Recreating the ancient chicha recipe used at Cerro Baul — Donna Nash
❝ A thousand years ago, the Wari empire stretched across Peru. At its height, it covered an area the size of the Eastern seaboard of the US from New York City to Jacksonville. It lasted for 500 years, from 600 to 1100 AD, before eventually giving rise to the Inca. That’s a long time for an empire to remain intact, and archaeologists are studying remnants of the Wari culture to see what kept it ticking. A new study found an important factor that might have helped: a steady supply of beer.
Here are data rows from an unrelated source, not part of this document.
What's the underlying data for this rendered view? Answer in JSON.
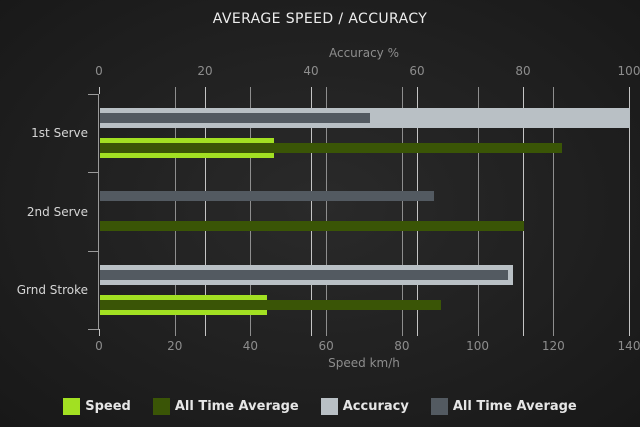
{
  "title": "AVERAGE SPEED / ACCURACY",
  "axes": {
    "top": {
      "label": "Accuracy %"
    },
    "bottom": {
      "label": "Speed km/h"
    }
  },
  "legend": {
    "items": [
      {
        "label": "Speed",
        "color": "#a2e022"
      },
      {
        "label": "All Time Average",
        "color": "#3a5506"
      },
      {
        "label": "Accuracy",
        "color": "#b9c0c5"
      },
      {
        "label": "All Time Average",
        "color": "#535a61"
      }
    ]
  },
  "colors": {
    "background_center": "#2a2a2a",
    "background_edge": "#181818",
    "title_text": "#ededed",
    "axis_text": "#8d8d8d",
    "tick_text": "#8d8d8d",
    "category_text": "#d6d6d6",
    "legend_text": "#e6e6e6",
    "grid_accuracy": "#c4c4c4",
    "grid_speed": "#8e8e8e",
    "axis_line": "#9a9a9a",
    "speed_bar": "#a2e022",
    "speed_avg_bar": "#3a5506",
    "accuracy_bar": "#b9c0c5",
    "accuracy_avg_bar": "#535a61"
  },
  "chart_data": {
    "type": "bar",
    "orientation": "horizontal",
    "title": "AVERAGE SPEED / ACCURACY",
    "categories": [
      "1st Serve",
      "2nd Serve",
      "Grnd Stroke"
    ],
    "top_axis": {
      "label": "Accuracy %",
      "min": 0,
      "max": 100,
      "ticks": [
        0,
        20,
        40,
        60,
        80,
        100
      ]
    },
    "bottom_axis": {
      "label": "Speed km/h",
      "min": 0,
      "max": 140,
      "ticks": [
        0,
        20,
        40,
        60,
        80,
        100,
        120,
        140
      ]
    },
    "series": [
      {
        "name": "Speed",
        "axis": "bottom",
        "color": "#a2e022",
        "values": [
          46,
          0,
          44
        ]
      },
      {
        "name": "All Time Average",
        "axis": "bottom",
        "color": "#3a5506",
        "values": [
          122,
          112,
          90
        ]
      },
      {
        "name": "Accuracy",
        "axis": "top",
        "color": "#b9c0c5",
        "values": [
          100,
          0,
          78
        ]
      },
      {
        "name": "All Time Average",
        "axis": "top",
        "color": "#535a61",
        "values": [
          51,
          63,
          77
        ]
      }
    ],
    "grid": true,
    "legend_position": "bottom"
  }
}
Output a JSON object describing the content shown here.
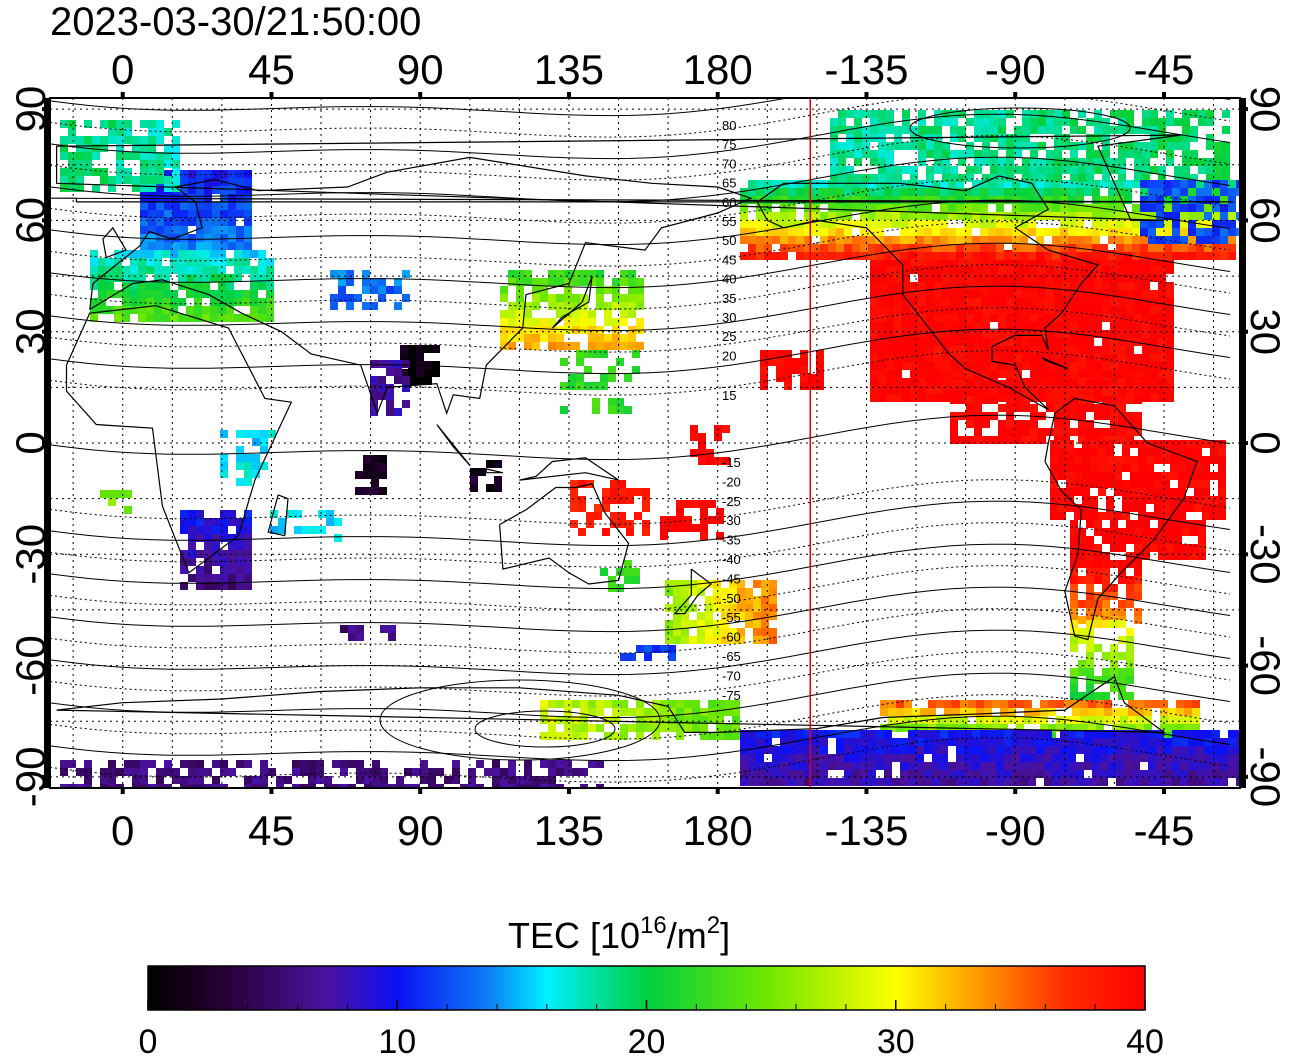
{
  "title": "2023-03-30/21:50:00",
  "map": {
    "lon_ticks": [
      0,
      45,
      90,
      135,
      180,
      -135,
      -90,
      -45
    ],
    "lat_ticks": [
      90,
      60,
      30,
      0,
      -30,
      -60,
      -90
    ],
    "lon_range": [
      -22,
      338
    ],
    "lat_range": [
      -93,
      93
    ],
    "terminator_lon": -152,
    "terminator_color": "#e00000",
    "grid": "dotted",
    "mag_lat_labels_north": [
      "80",
      "75",
      "70",
      "65",
      "60",
      "55",
      "50",
      "45",
      "40",
      "35",
      "30",
      "25",
      "20",
      "15"
    ],
    "mag_lat_labels_south": [
      "-15",
      "-20",
      "-25",
      "-30",
      "-35",
      "-40",
      "-45",
      "-50",
      "-55",
      "-60",
      "-65",
      "-70",
      "-75"
    ]
  },
  "colorbar": {
    "label_main": "TEC  [10",
    "label_sup1": "16",
    "label_mid": "/m",
    "label_sup2": "2",
    "label_end": "]",
    "ticks": [
      "0",
      "10",
      "20",
      "30",
      "40"
    ],
    "min": 0,
    "max": 40,
    "colormap": "jet-like: black-purple-blue-cyan-green-yellow-orange-red"
  },
  "regions": [
    {
      "name": "north-america",
      "tec": 40
    },
    {
      "name": "south-america",
      "tec": 40
    },
    {
      "name": "europe",
      "tec": 12
    },
    {
      "name": "japan",
      "tec": 30
    },
    {
      "name": "south-africa",
      "tec": 12
    },
    {
      "name": "antarctica",
      "tec": 8
    },
    {
      "name": "arctic-canada",
      "tec": 18
    },
    {
      "name": "new-zealand",
      "tec": 25
    }
  ]
}
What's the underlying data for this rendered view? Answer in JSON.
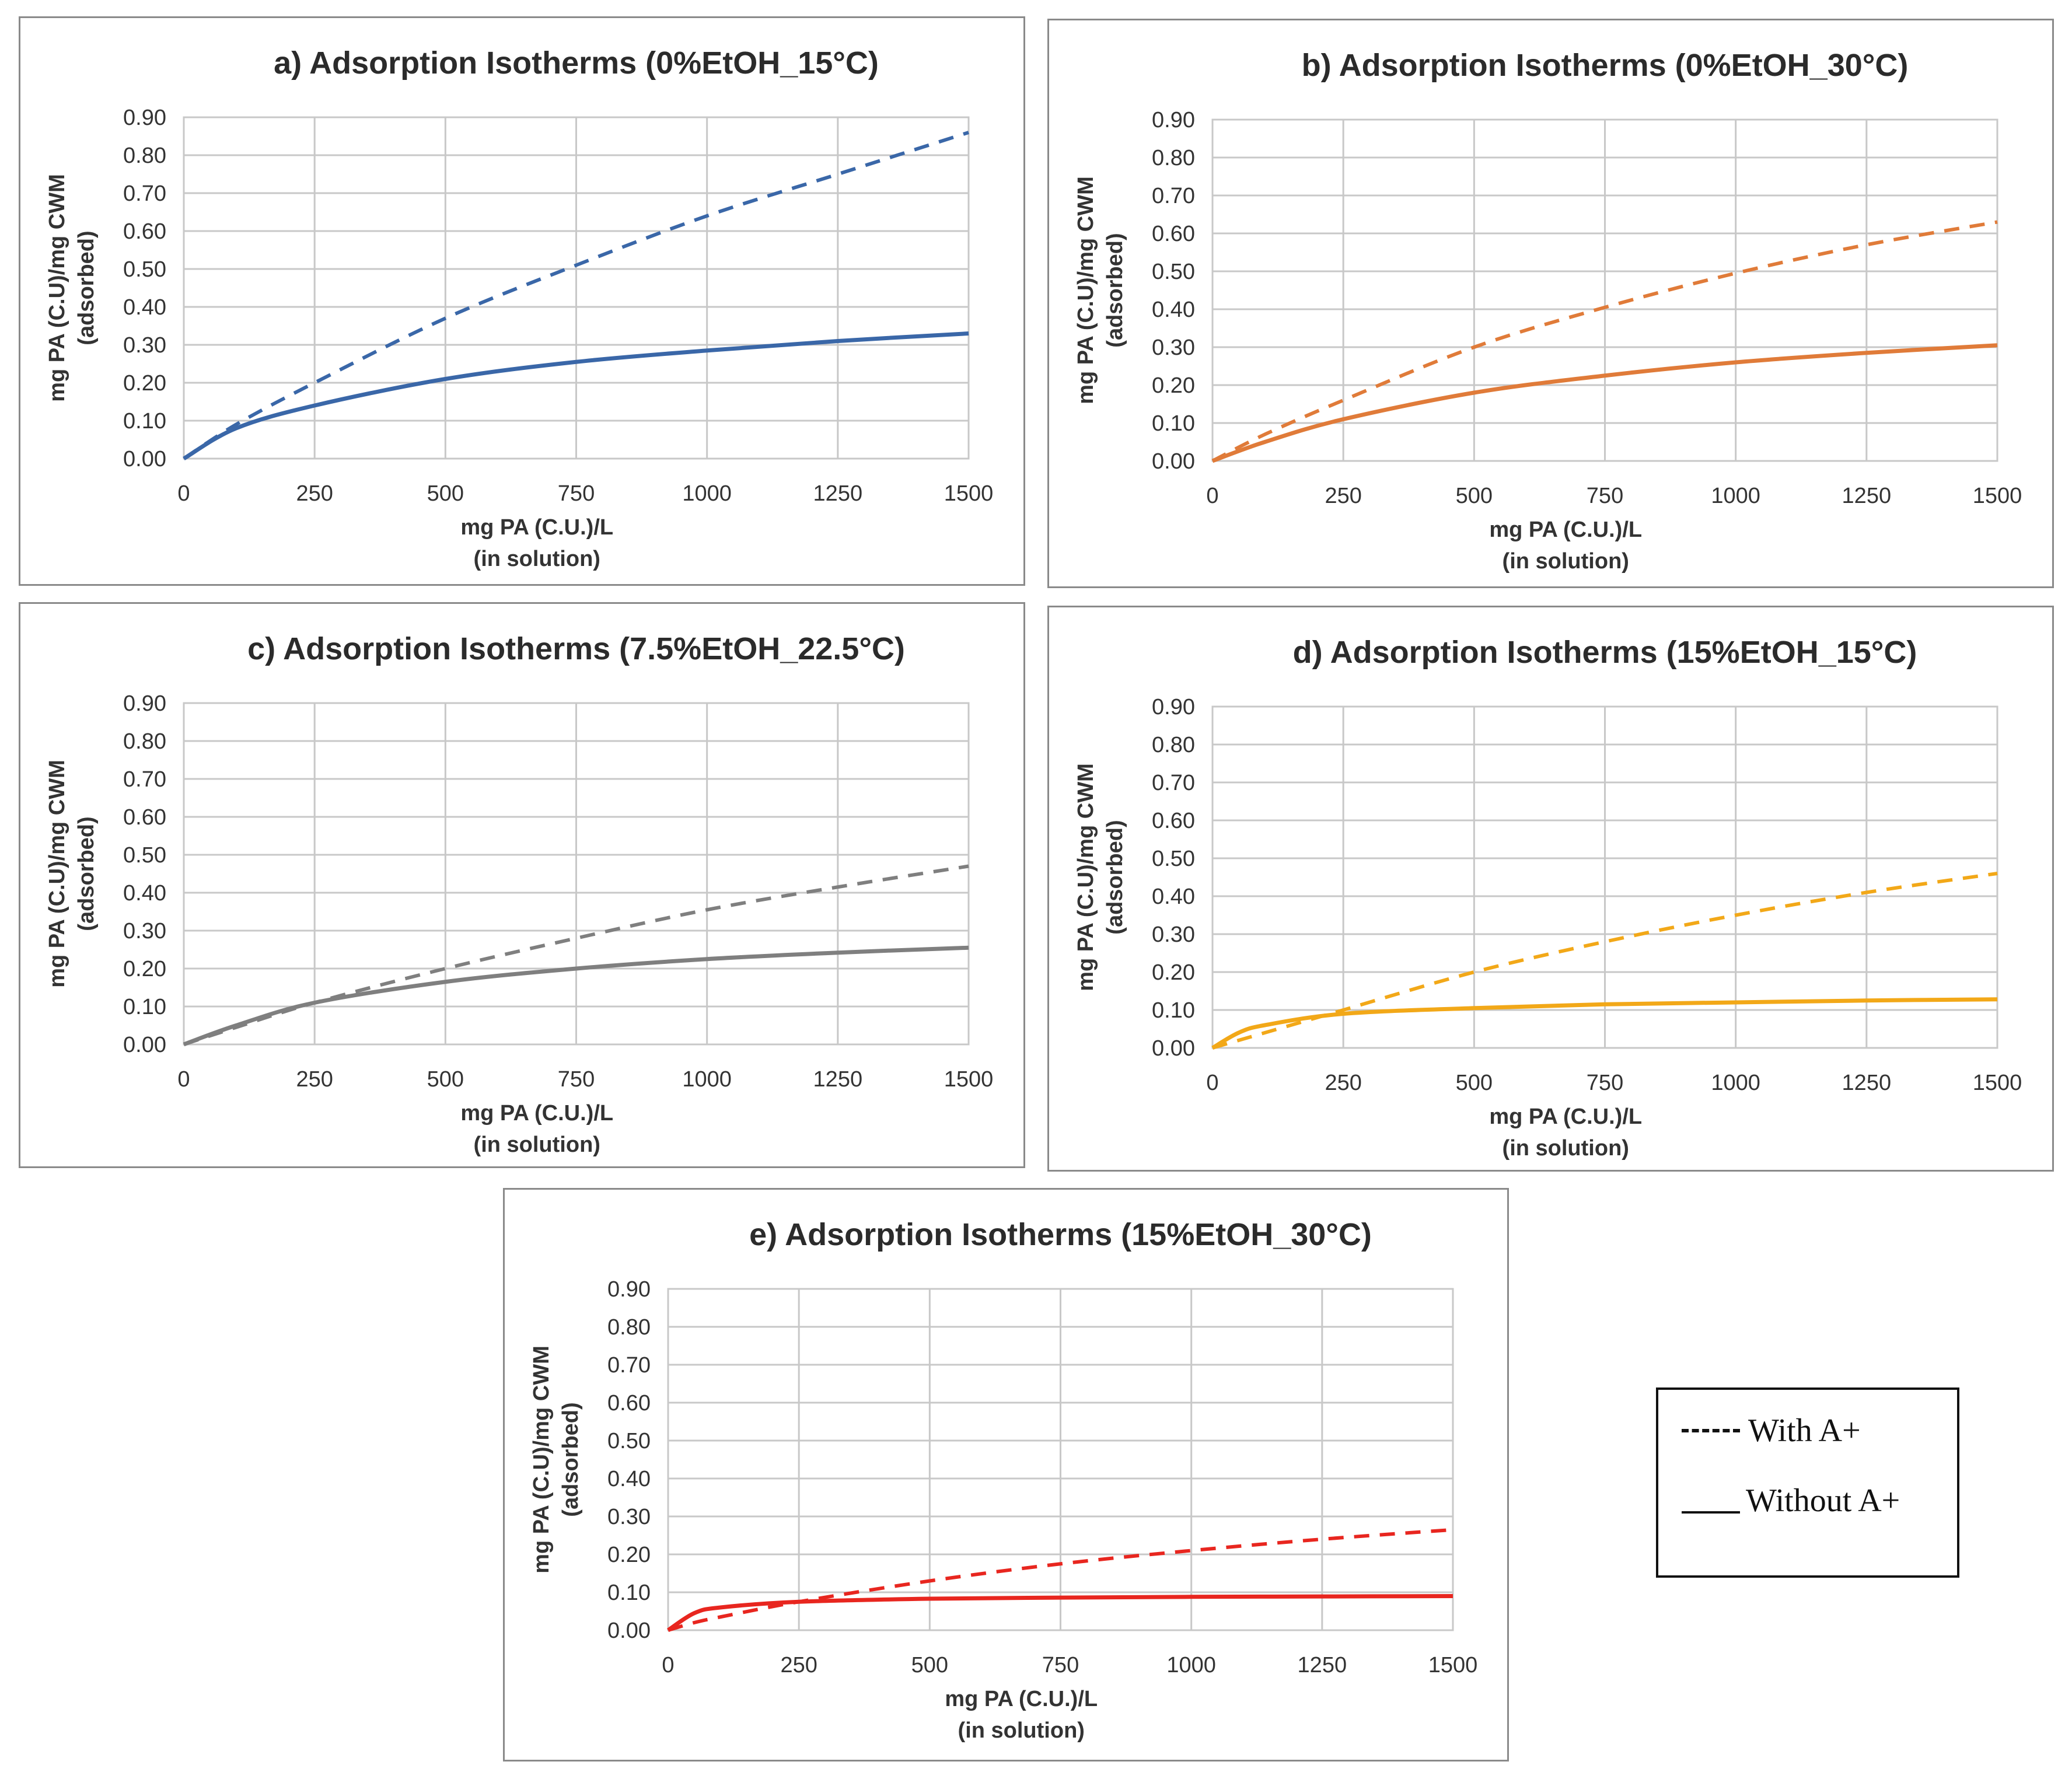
{
  "legend": {
    "with_label": "With A+",
    "without_label": "Without A+"
  },
  "chart_data": [
    {
      "type": "line",
      "title": "a) Adsorption Isotherms (0%EtOH_15°C)",
      "xlabel": [
        "mg PA (C.U.)/L",
        "(in solution)"
      ],
      "ylabel": [
        "mg PA (C.U)/mg CWM",
        "(adsorbed)"
      ],
      "xlim": [
        0,
        1500
      ],
      "ylim": [
        0,
        0.9
      ],
      "x_ticks": [
        "0",
        "250",
        "500",
        "750",
        "1000",
        "1250",
        "1500"
      ],
      "y_ticks": [
        "0.00",
        "0.10",
        "0.20",
        "0.30",
        "0.40",
        "0.50",
        "0.60",
        "0.70",
        "0.80",
        "0.90"
      ],
      "color": "#3a67a8",
      "x": [
        0,
        100,
        250,
        500,
        750,
        1000,
        1250,
        1500
      ],
      "series": [
        {
          "name": "With A+",
          "style": "dashed",
          "values": [
            0,
            0.09,
            0.2,
            0.37,
            0.51,
            0.64,
            0.75,
            0.86
          ]
        },
        {
          "name": "Without A+",
          "style": "solid",
          "values": [
            0,
            0.08,
            0.14,
            0.21,
            0.255,
            0.285,
            0.31,
            0.33
          ]
        }
      ]
    },
    {
      "type": "line",
      "title": "b) Adsorption Isotherms (0%EtOH_30°C)",
      "xlabel": [
        "mg PA (C.U.)/L",
        "(in solution)"
      ],
      "ylabel": [
        "mg PA (C.U)/mg CWM",
        "(adsorbed)"
      ],
      "xlim": [
        0,
        1500
      ],
      "ylim": [
        0,
        0.9
      ],
      "x_ticks": [
        "0",
        "250",
        "500",
        "750",
        "1000",
        "1250",
        "1500"
      ],
      "y_ticks": [
        "0.00",
        "0.10",
        "0.20",
        "0.30",
        "0.40",
        "0.50",
        "0.60",
        "0.70",
        "0.80",
        "0.90"
      ],
      "color": "#e07b39",
      "x": [
        0,
        100,
        250,
        500,
        750,
        1000,
        1250,
        1500
      ],
      "series": [
        {
          "name": "With A+",
          "style": "dashed",
          "values": [
            0,
            0.07,
            0.16,
            0.3,
            0.405,
            0.495,
            0.57,
            0.63
          ]
        },
        {
          "name": "Without A+",
          "style": "solid",
          "values": [
            0,
            0.05,
            0.11,
            0.18,
            0.225,
            0.26,
            0.285,
            0.305
          ]
        }
      ]
    },
    {
      "type": "line",
      "title": "c) Adsorption Isotherms (7.5%EtOH_22.5°C)",
      "xlabel": [
        "mg PA (C.U.)/L",
        "(in solution)"
      ],
      "ylabel": [
        "mg PA (C.U)/mg CWM",
        "(adsorbed)"
      ],
      "xlim": [
        0,
        1500
      ],
      "ylim": [
        0,
        0.9
      ],
      "x_ticks": [
        "0",
        "250",
        "500",
        "750",
        "1000",
        "1250",
        "1500"
      ],
      "y_ticks": [
        "0.00",
        "0.10",
        "0.20",
        "0.30",
        "0.40",
        "0.50",
        "0.60",
        "0.70",
        "0.80",
        "0.90"
      ],
      "color": "#7f7f7f",
      "x": [
        0,
        100,
        250,
        500,
        750,
        1000,
        1250,
        1500
      ],
      "series": [
        {
          "name": "With A+",
          "style": "dashed",
          "values": [
            0,
            0.045,
            0.11,
            0.2,
            0.28,
            0.355,
            0.415,
            0.47
          ]
        },
        {
          "name": "Without A+",
          "style": "solid",
          "values": [
            0,
            0.05,
            0.11,
            0.165,
            0.2,
            0.225,
            0.242,
            0.255
          ]
        }
      ]
    },
    {
      "type": "line",
      "title": "d) Adsorption Isotherms (15%EtOH_15°C)",
      "xlabel": [
        "mg PA (C.U.)/L",
        "(in solution)"
      ],
      "ylabel": [
        "mg PA (C.U)/mg CWM",
        "(adsorbed)"
      ],
      "xlim": [
        0,
        1500
      ],
      "ylim": [
        0,
        0.9
      ],
      "x_ticks": [
        "0",
        "250",
        "500",
        "750",
        "1000",
        "1250",
        "1500"
      ],
      "y_ticks": [
        "0.00",
        "0.10",
        "0.20",
        "0.30",
        "0.40",
        "0.50",
        "0.60",
        "0.70",
        "0.80",
        "0.90"
      ],
      "color": "#f2a818",
      "x": [
        0,
        50,
        100,
        250,
        500,
        750,
        1000,
        1250,
        1500
      ],
      "series": [
        {
          "name": "With A+",
          "style": "dashed",
          "values": [
            0,
            0.02,
            0.04,
            0.1,
            0.2,
            0.28,
            0.35,
            0.41,
            0.46
          ]
        },
        {
          "name": "Without A+",
          "style": "solid",
          "values": [
            0,
            0.04,
            0.06,
            0.09,
            0.105,
            0.115,
            0.12,
            0.125,
            0.128
          ]
        }
      ]
    },
    {
      "type": "line",
      "title": "e) Adsorption Isotherms (15%EtOH_30°C)",
      "xlabel": [
        "mg PA (C.U.)/L",
        "(in solution)"
      ],
      "ylabel": [
        "mg PA (C.U)/mg CWM",
        "(adsorbed)"
      ],
      "xlim": [
        0,
        1500
      ],
      "ylim": [
        0,
        0.9
      ],
      "x_ticks": [
        "0",
        "250",
        "500",
        "750",
        "1000",
        "1250",
        "1500"
      ],
      "y_ticks": [
        "0.00",
        "0.10",
        "0.20",
        "0.30",
        "0.40",
        "0.50",
        "0.60",
        "0.70",
        "0.80",
        "0.90"
      ],
      "color": "#e8261f",
      "x": [
        0,
        50,
        100,
        250,
        500,
        750,
        1000,
        1250,
        1500
      ],
      "series": [
        {
          "name": "With A+",
          "style": "dashed",
          "values": [
            0,
            0.02,
            0.035,
            0.075,
            0.13,
            0.175,
            0.21,
            0.24,
            0.265
          ]
        },
        {
          "name": "Without A+",
          "style": "solid",
          "values": [
            0,
            0.045,
            0.06,
            0.075,
            0.083,
            0.086,
            0.088,
            0.089,
            0.09
          ]
        }
      ]
    }
  ]
}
❝ Nearly twenty years ago, Ryan Williams, Donna Nash, and their team discovered an ancient Wari brewery in Cerro Baúl in the mountains of southern Peru. “It was like a microbrewery in some respects. It was a production house, but the brewhouses and taverns would have been right next door,” explains Williams. And since the beer they brewed, a light, sour beverage called chicha, was only good for about a week after being made, it wasn’t shipped offsite–people had to come to festivals at Cerro Baúl to drink it. These festivals were important to Wari society–between one and two hundred local political elites would attend, and they would drink chicha from three-foot-tall ceramic vessels decorated to look like Wari gods and leaders. “People would have come into this site, in these festive moments, in order to recreate and reaffirm their affiliation with these Wari lords and maybe bring tribute and pledge loyalty to the Wari state,” says Williams. In short, beer helped keep the empire together.
Wouldn’t work, today. Too many calories for the populace at large. Too flavorful for the plastic tastebuds of our fake president.